Introduction of Stochastic Calculus of Nonlinear Brownian Motion and Applications to Finance
Speaker(s): Shige Peng(彭实戈院士)
Time: November 17 - November 27, 2014
Venue: Room 09 at Quan Zhai, BICMR
Abstract: Nonlinear Brownian motion and the corresponding stochastic calculus provide powerful tools to study and calculate uncertainties of our real world. This theory is based on the framework of nonlinear expectation.
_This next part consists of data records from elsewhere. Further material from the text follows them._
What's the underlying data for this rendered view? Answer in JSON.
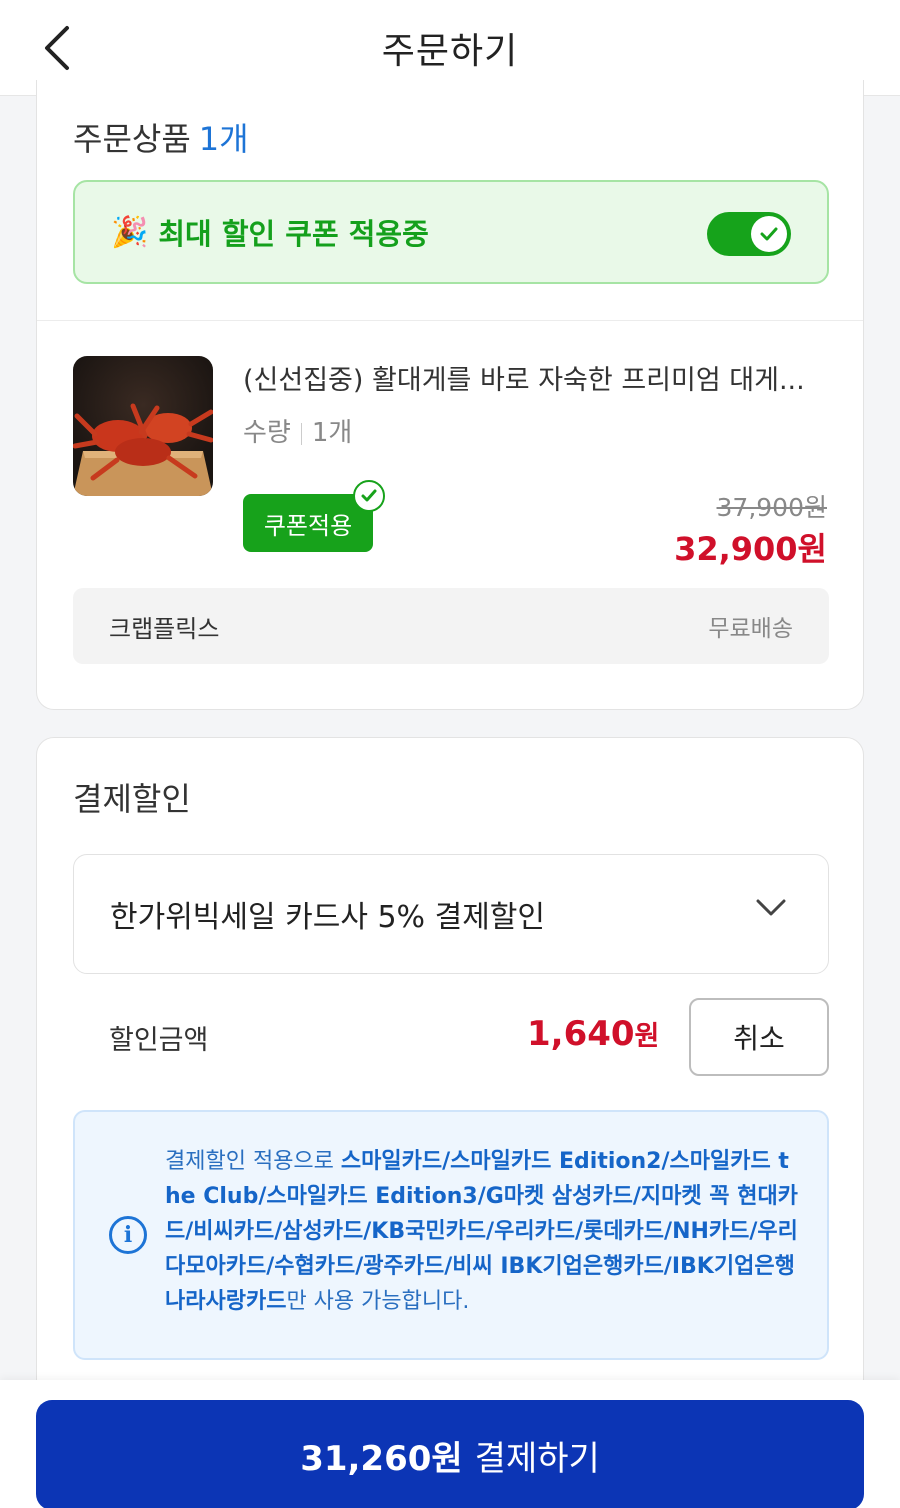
{
  "header": {
    "title": "주문하기",
    "back_icon": "chevron-left-icon"
  },
  "order": {
    "title": "주문상품",
    "count": "1개",
    "coupon_banner": {
      "emoji": "🎉",
      "text": "최대 할인 쿠폰 적용중",
      "toggle_on": true
    },
    "product": {
      "name": "(신선집중) 활대게를 바로 자숙한 프리미엄 대게...",
      "qty_label": "수량",
      "qty_value": "1개",
      "coupon_badge": "쿠폰적용",
      "original_price": "37,900원",
      "sale_price": "32,900원"
    },
    "seller": {
      "name": "크랩플릭스",
      "shipping": "무료배송"
    }
  },
  "payment_discount": {
    "title": "결제할인",
    "selected_option": "한가위빅세일 카드사 5% 결제할인",
    "discount_label": "할인금액",
    "discount_amount": "1,640",
    "discount_unit": "원",
    "cancel_label": "취소",
    "info": {
      "prefix": "결제할인 적용으로 ",
      "cards": "스마일카드/스마일카드 Edition2/스마일카드 the Club/스마일카드 Edition3/G마켓 삼성카드/지마켓 꼭 현대카드/비씨카드/삼성카드/KB국민카드/우리카드/롯데카드/NH카드/우리다모아카드/수협카드/광주카드/비씨 IBK기업은행카드/IBK기업은행 나라사랑카드",
      "suffix": "만 사용 가능합니다."
    }
  },
  "footer": {
    "amount": "31,260원",
    "label": "결제하기"
  },
  "colors": {
    "accent_blue": "#0c35b5",
    "green": "#16a31b",
    "price_red": "#d0102a",
    "link_blue": "#1d74d6"
  }
}
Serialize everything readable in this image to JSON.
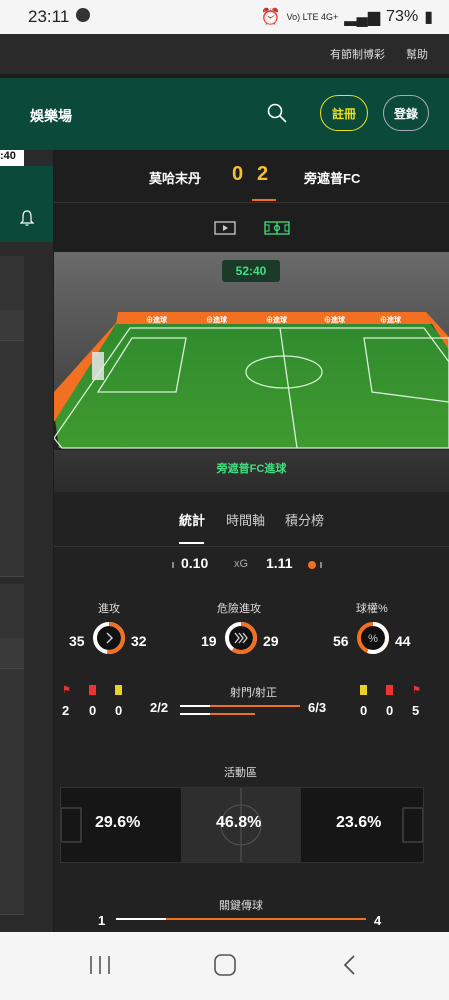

We will show that, many important uncertain risks which are neglected within a classical framework of probability can be quantitatively calculated by this new tool.
This series of lectures is organized as follows:
1. Introduction to nonlinear expectation and nonlinear Brownian motion.
2. Stochastic calculus with respect to the nonlinear Brownian motion.
3. Some recent progress of nonlinear martingales, and backward stochastic differential equations driven by G-Brownian motion, path-dependent partial differential equations.
4. Application to continuous-time dynamic risk measures and robust modeling and pricing in financial markets.
Speaker:Shige Peng(彭实戈院士)
Time:Nov.17, 21, 25, 27, Morning 10:00 am to 11:30am
Venue:Mathematics center Quan Zhai 9 classroom